Carrington, Victoria. “Txting: The End of Civilization (Again)?” Cambridge Journal of Education 35.2 (2005): 161-175. Online.
Sorry this is a little late…
Gary R. Bortolotti and Linda Hutcheon’s article “On the Origin of Adaptations: Rethinking Fidelity Discourse and “Success”: Biologically” is a very interesting and different perspective on adaptation theory. I found it very engaging and thought provoking, though I did not follow (or like) the homology to biology nearly as much as I did the ideas of adaptation. To start with, as they stated, it is a “common determination to judge an adaptation’s success only in relation to its faithfulness or closeness to the ‘original’ or ‘source’ text” (Bortolotti 444). The pair of authors clearly do not agree with this (nor do I). As noted, humans have been adapting stories for as long as we have been telling stories. We naturally adapt stories, whether from one medium or form to another or within the same from/medium but for new or different audiences. What we cannot do is judge a text or work based on how “true” it was too the original because, if we are going to be serious here, there are not a lot of TRULY original tales. That is not a bad thing; I’m just saying, we really cannot write outside of the human experience because, duh, we are human, and the human experience, though not super limited, has really, truly be done to death in the last couple thousand years. To write anything you adapt from your own experience and from the collective experience of being a part of the human race and all the cultural, genetic, social etc. heritage that goes with that.

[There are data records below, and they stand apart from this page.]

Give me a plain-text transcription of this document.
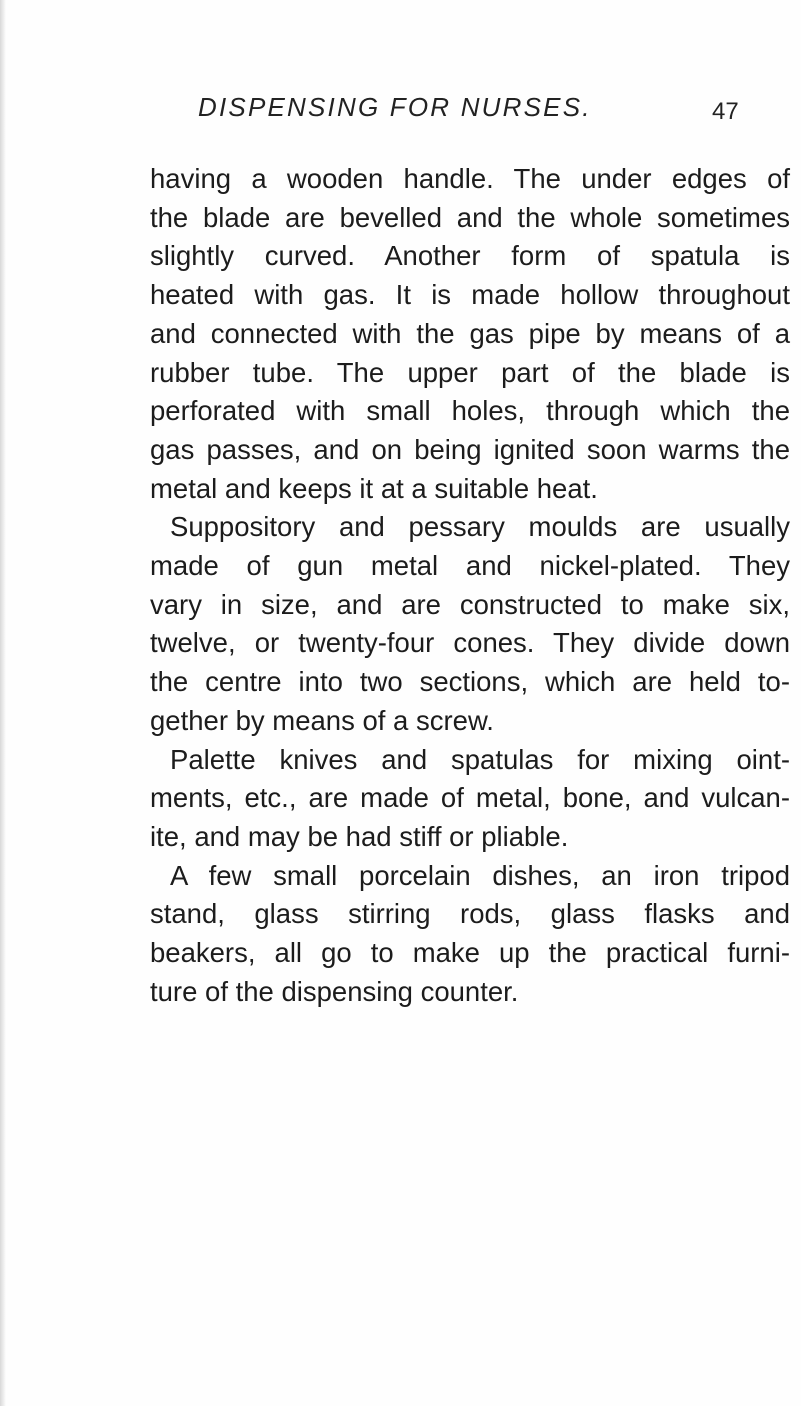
DISPENSING FOR NURSES.	47
having a wooden handle. The under edges of
the blade are bevelled and the whole sometimes
slightly curved. Another form of spatula is
heated with gas. It is made hollow throughout
and connected with the gas pipe by means of a
rubber tube. The upper part of the blade is
perforated with small holes, through which the
gas passes, and on being ignited soon warms the
metal and keeps it at a suitable heat.
Suppository and pessary moulds are usually
made of gun metal and nickel-plated. They
vary in size, and are constructed to make six,
twelve, or twenty-four cones. They divide down
the centre into two sections, which are held to-
gether by means of a screw.
Palette knives and spatulas for mixing oint-
ments, etc., are made of metal, bone, and vulcan-
ite, and may be had stiff or pliable.
A few small porcelain dishes, an iron tripod
stand, glass stirring rods, glass flasks and
beakers, all go to make up the practical furni-
ture of the dispensing counter.
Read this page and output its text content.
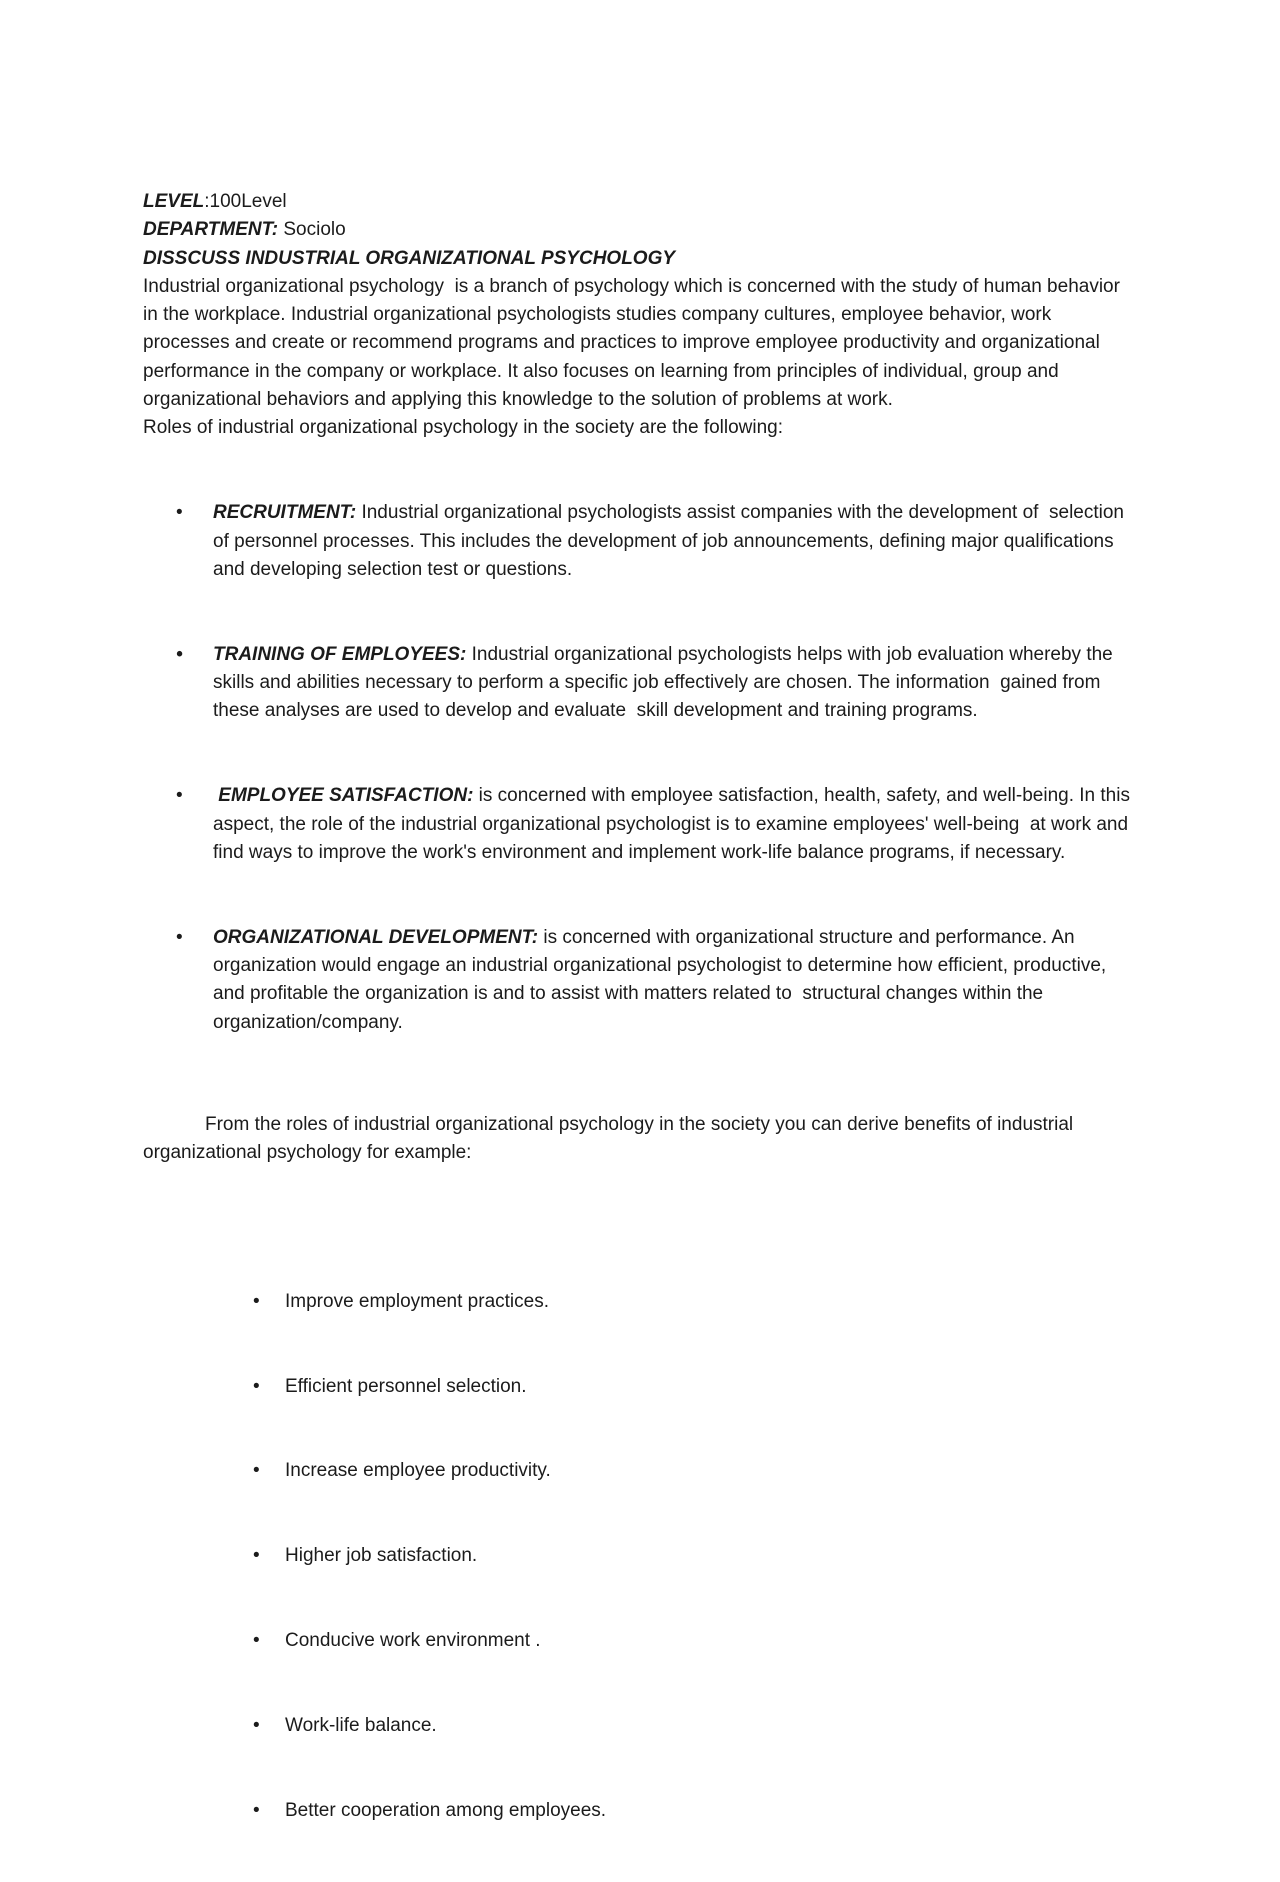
LEVEL:100Level

DEPARTMENT: Sociolo

DISSCUSS INDUSTRIAL ORGANIZATIONAL PSYCHOLOGY

Industrial organizational psychology  is a branch of psychology which is concerned with the study of human behavior in the workplace. Industrial organizational psychologists studies company cultures, employee behavior, work processes and create or recommend programs and practices to improve employee productivity and organizational performance in the company or workplace. It also focuses on learning from principles of individual, group and organizational behaviors and applying this knowledge to the solution of problems at work.

Roles of industrial organizational psychology in the society are the following:

• RECRUITMENT: Industrial organizational psychologists assist companies with the development of  selection of personnel processes. This includes the development of job announcements, defining major qualifications and developing selection test or questions.

• TRAINING OF EMPLOYEES: Industrial organizational psychologists helps with job evaluation whereby the skills and abilities necessary to perform a specific job effectively are chosen. The information  gained from these analyses are used to develop and evaluate  skill development and training programs.

• EMPLOYEE SATISFACTION: is concerned with employee satisfaction, health, safety, and well-being. In this aspect, the role of the industrial organizational psychologist is to examine employees' well-being  at work and find ways to improve the work's environment and implement work-life balance programs, if necessary.

• ORGANIZATIONAL DEVELOPMENT: is concerned with organizational structure and performance. An organization would engage an industrial organizational psychologist to determine how efficient, productive, and profitable the organization is and to assist with matters related to  structural changes within the organization/company.

From the roles of industrial organizational psychology in the society you can derive benefits of industrial organizational psychology for example:

• Improve employment practices.

• Efficient personnel selection.

• Increase employee productivity.

• Higher job satisfaction.

• Conducive work environment .

• Work-life balance.

• Better cooperation among employees.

But back, to adaptations on a more coherent and logical level: films. Adaptations are more and more common these days in Hollywood. I constantly hear this: Hollywood has no new ideas left, and well that is far from the truth, there are A LOT of adoptions going on in the popular media sphere at this moment, but a large part of this has to do with one undeniable fact: people like adaptations. So we may think to ourselves: Okay, so my favourite book is being made into a movie (it was called On the Road, and yes, it wasn’t great but not because it was an adaptation but because it was literally only people getting ‘effed up and experimenting sexually); it’s probably going to suck, but I am going to check it out to see how someone else interpreted something that I already love. Now all cannot be winners (see On the Road comment), but we still go see them, right? We are the ones shelling out money for them and make it possible for them to exist. Adaptations are never going to be the exact same as the original so on a literal level they will always fail as being “true” to the original. And it is debatable what the “spirit of a text” is as we bring our own experiences to the viewing/reading/participation with the text. No two people interpret texts (even straight forward ones) the same so how could we ever agree if something was “true” to the original? Of course, I am not saying EVERYTHING is good because it’s all subjective and someone may love this because of blah blah blah… That is NOT what I am saying. We cannot deny that there IS bad art (even if people like it), but we should judge things on their own merit as art or text or whatever and NOT on what they are adapted from. The relationships between texts, adaptations, originals, etc. IS super interesting, but it is not fair to judge anything on a extremely subjective “true” “spirit” of the original because, as noted above, nothing is really original anymore. Thanks for listening to my rant.